En su relatoría, el presidente destacó el rol de Zarco y de los hermanos Flores Magón, quienes recordó, tomaron partido como buenos liberales en la lucha de la república restaurada, “…es muy cómodo decir ser independientes, o que el periodismo no tiene por qué tomar partido, o no apostarle a la transformación y seguir criticando para conservar un régimen corrupto”, a lo que Arturo Rodríguez le contesta que, “el rol del periodismo es informar”; “…pero ni eso se hace con objetividad, se desinforma a la gente, se dicen mentiras y verdades a medias con el único objetivo de desviar la atención de los verdaderos temas que son realmente importantes”, termina diciendo el Presidente.

Celebramos esta nueva forma de comunicación social, en la que la pluralidad, libertad y transparencia son ahora la regla, sin censura ni autoritarismo como a la que lamentablemente estábamos acostumbrados.
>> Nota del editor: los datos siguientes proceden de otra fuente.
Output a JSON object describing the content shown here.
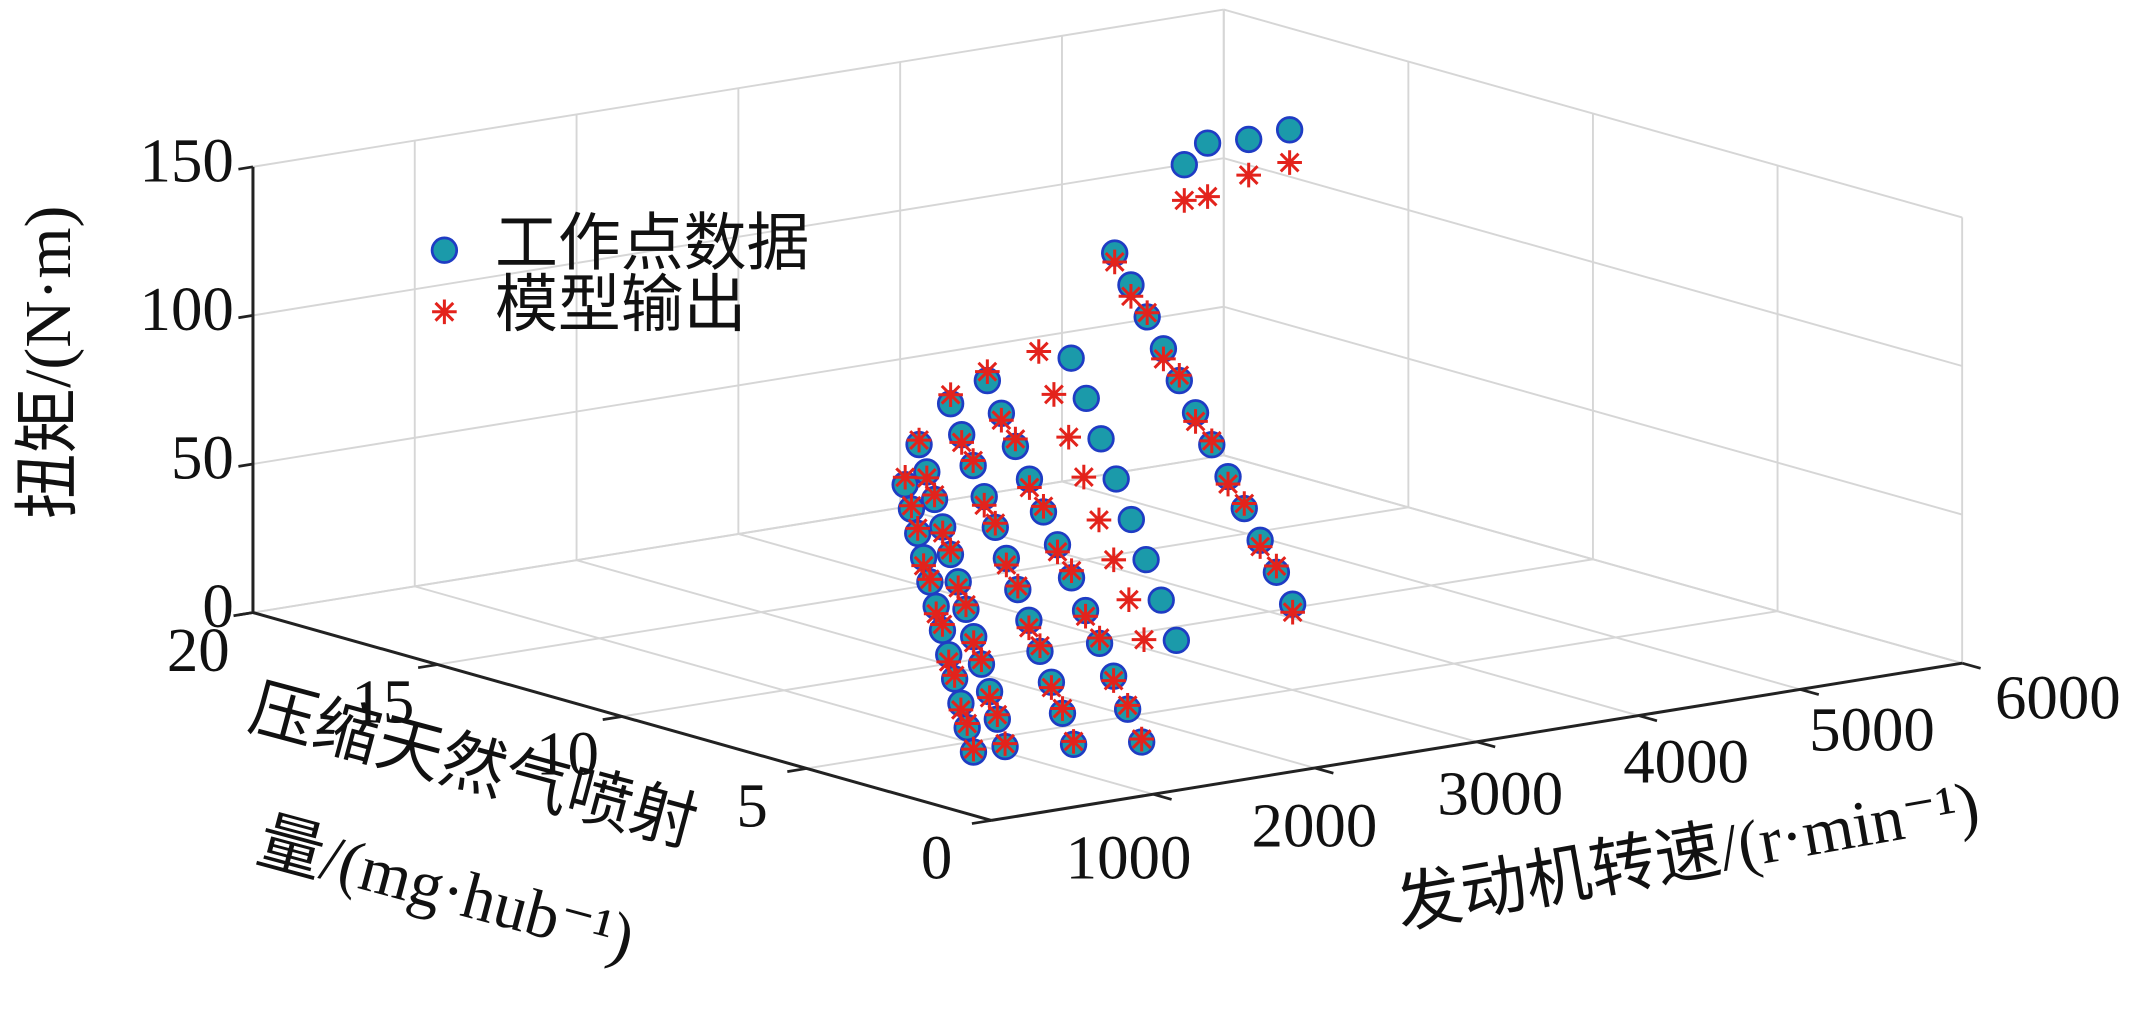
{
  "chart_data": {
    "type": "scatter3d",
    "xlabel": "发动机转速/(r·min⁻¹)",
    "ylabel": [
      "压缩天然气喷射",
      "量/(mg·hub⁻¹)"
    ],
    "zlabel": "扭矩/(N·m)",
    "xlim": [
      0,
      6000
    ],
    "ylim": [
      0,
      20
    ],
    "zlim": [
      0,
      150
    ],
    "xticks": [
      1000,
      2000,
      3000,
      4000,
      5000,
      6000
    ],
    "yticks": [
      0,
      5,
      10,
      15,
      20
    ],
    "zticks": [
      0,
      50,
      100,
      150
    ],
    "grid": true,
    "legend": "upper left",
    "series": [
      {
        "name": "工作点数据",
        "marker": "o",
        "color": "#1b9aaa",
        "edgecolor": "#1f3cc4",
        "x": [
          800,
          800,
          800,
          800,
          800,
          800,
          800,
          800,
          800,
          800,
          800,
          800,
          1000,
          1000,
          1000,
          1000,
          1000,
          1000,
          1000,
          1000,
          1000,
          1000,
          1000,
          1000,
          1300,
          1300,
          1300,
          1300,
          1300,
          1300,
          1300,
          1300,
          1300,
          1300,
          1300,
          1300,
          1600,
          1600,
          1600,
          1600,
          1600,
          1600,
          1600,
          1600,
          1600,
          1600,
          1600,
          1600,
          2200,
          2200,
          2200,
          2200,
          2200,
          2200,
          2200,
          2200,
          2800,
          2800,
          2800,
          2800,
          2800,
          2800,
          2800,
          2800,
          2800,
          2800,
          2800,
          2800,
          4387,
          4531,
          4785,
          5038
        ],
        "y": [
          5.84,
          5.67,
          5.5,
          5.34,
          5.17,
          5.0,
          4.83,
          4.66,
          4.5,
          4.33,
          4.16,
          3.99,
          6.34,
          6.13,
          5.92,
          5.7,
          5.49,
          5.28,
          5.07,
          4.86,
          4.65,
          4.43,
          4.22,
          4.01,
          6.8,
          6.5,
          6.19,
          5.89,
          5.59,
          5.29,
          4.98,
          4.68,
          4.38,
          4.07,
          3.77,
          3.47,
          7.12,
          6.74,
          6.36,
          5.98,
          5.6,
          5.22,
          4.84,
          4.46,
          4.08,
          3.7,
          3.32,
          2.94,
          7.48,
          7.07,
          6.67,
          6.26,
          5.85,
          5.45,
          5.04,
          4.63,
          8.93,
          8.49,
          8.05,
          7.61,
          7.18,
          6.74,
          6.3,
          5.86,
          5.42,
          4.99,
          4.55,
          4.11,
          14,
          14,
          14,
          14
        ],
        "z": [
          85.5,
          77.9,
          70.3,
          62.7,
          55.1,
          47.5,
          40.0,
          32.4,
          24.8,
          17.2,
          9.6,
          2.0,
          95.5,
          87.0,
          78.5,
          70.0,
          61.5,
          53.0,
          44.5,
          36.0,
          27.5,
          19.0,
          10.5,
          2.0,
          105.0,
          95.6,
          86.3,
          76.9,
          67.6,
          58.2,
          48.8,
          39.5,
          30.1,
          20.8,
          11.4,
          2.0,
          109.0,
          99.3,
          89.5,
          79.8,
          70.1,
          60.4,
          50.6,
          40.9,
          31.2,
          21.5,
          11.7,
          2.0,
          110.0,
          97.9,
          85.7,
          73.6,
          61.4,
          49.3,
          37.1,
          25.0,
          135.0,
          125.8,
          116.6,
          107.4,
          98.2,
          88.9,
          79.7,
          70.5,
          61.3,
          52.1,
          42.9,
          33.7,
          133,
          139,
          138,
          139
        ]
      },
      {
        "name": "模型输出",
        "marker": "*",
        "color": "#e3231c",
        "x": [
          800,
          800,
          800,
          800,
          800,
          800,
          800,
          800,
          800,
          800,
          800,
          800,
          1000,
          1000,
          1000,
          1000,
          1000,
          1000,
          1000,
          1000,
          1000,
          1000,
          1000,
          1000,
          1300,
          1300,
          1300,
          1300,
          1300,
          1300,
          1300,
          1300,
          1300,
          1300,
          1300,
          1300,
          1600,
          1600,
          1600,
          1600,
          1600,
          1600,
          1600,
          1600,
          1600,
          1600,
          1600,
          1600,
          2000,
          2000,
          2000,
          2000,
          2000,
          2000,
          2000,
          2000,
          2800,
          2800,
          2800,
          2800,
          2800,
          2800,
          2800,
          2800,
          2800,
          2800,
          2800,
          2800,
          4387,
          4531,
          4785,
          5038
        ],
        "y": [
          5.84,
          5.67,
          5.5,
          5.34,
          5.17,
          5.0,
          4.83,
          4.66,
          4.5,
          4.33,
          4.16,
          3.99,
          6.34,
          6.13,
          5.92,
          5.7,
          5.49,
          5.28,
          5.07,
          4.86,
          4.65,
          4.43,
          4.22,
          4.01,
          6.8,
          6.5,
          6.19,
          5.89,
          5.59,
          5.29,
          4.98,
          4.68,
          4.38,
          4.07,
          3.77,
          3.47,
          7.12,
          6.74,
          6.36,
          5.98,
          5.6,
          5.22,
          4.84,
          4.46,
          4.08,
          3.7,
          3.32,
          2.94,
          7.48,
          7.07,
          6.67,
          6.26,
          5.85,
          5.45,
          5.04,
          4.63,
          8.93,
          8.49,
          8.05,
          7.61,
          7.18,
          6.74,
          6.3,
          5.86,
          5.42,
          4.99,
          4.55,
          4.11,
          14,
          14,
          14,
          14
        ],
        "z": [
          88,
          79,
          72,
          60,
          56,
          45,
          42,
          30,
          26,
          15,
          11,
          3,
          97,
          85,
          80,
          68,
          63,
          51,
          46,
          34,
          29,
          17,
          12,
          3,
          108,
          93,
          88,
          74,
          69,
          56,
          50,
          37,
          32,
          19,
          13,
          3,
          112,
          97,
          92,
          77,
          72,
          58,
          53,
          39,
          33,
          20,
          13,
          3,
          114,
          101,
          88,
          76,
          63,
          51,
          39,
          27,
          132,
          122,
          118,
          104,
          100,
          86,
          81,
          68,
          63,
          50,
          45,
          31,
          121,
          121,
          126,
          128
        ]
      }
    ]
  }
}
Lo importante sería saber de qué lado se encuentran específicamente los diferentes medios de comunicación, y particularmente cada periodista. Sería necesario transparentar cuáles son los intereses detrás de éstos, así como esclarecer la razón por la cual la mayoría de los hoy “golpeadores” son los mismos, no sólo que callaban ante el atraco del régimen corrupto, sino que eran éstos mismos auspiciados y subordinados por el poder económico, que era lo mismo que el poder político.

ADENDUM

Raro y desconcertante resulta que ahora que se ha emprendido una lucha frontal contra la corrupción, específicamente con las acciones en contra de los monumentos de la impunidad que representaban la defensa de los malos gobiernos anteriores del PRI y del PAN, quienes se hicieron de la vista gorda ante el saqueo a PEMEX, sólo por citar alguno.

Las órdenes de aprehensión dictadas en contra de Carlos Romero Deschamps y de Emilio Lozoya Austin, y entorpecidas por el Poder Judicial, no han sido nota destacada en la mayoría de los medios de comunicación.

Ahí se da cuenta, estimado lector, estimada lectora, que muchos de ellos están bien metidos en el ajo, o peor aún, sienten pasos en la azotea por ser cómplices del robo a la nación.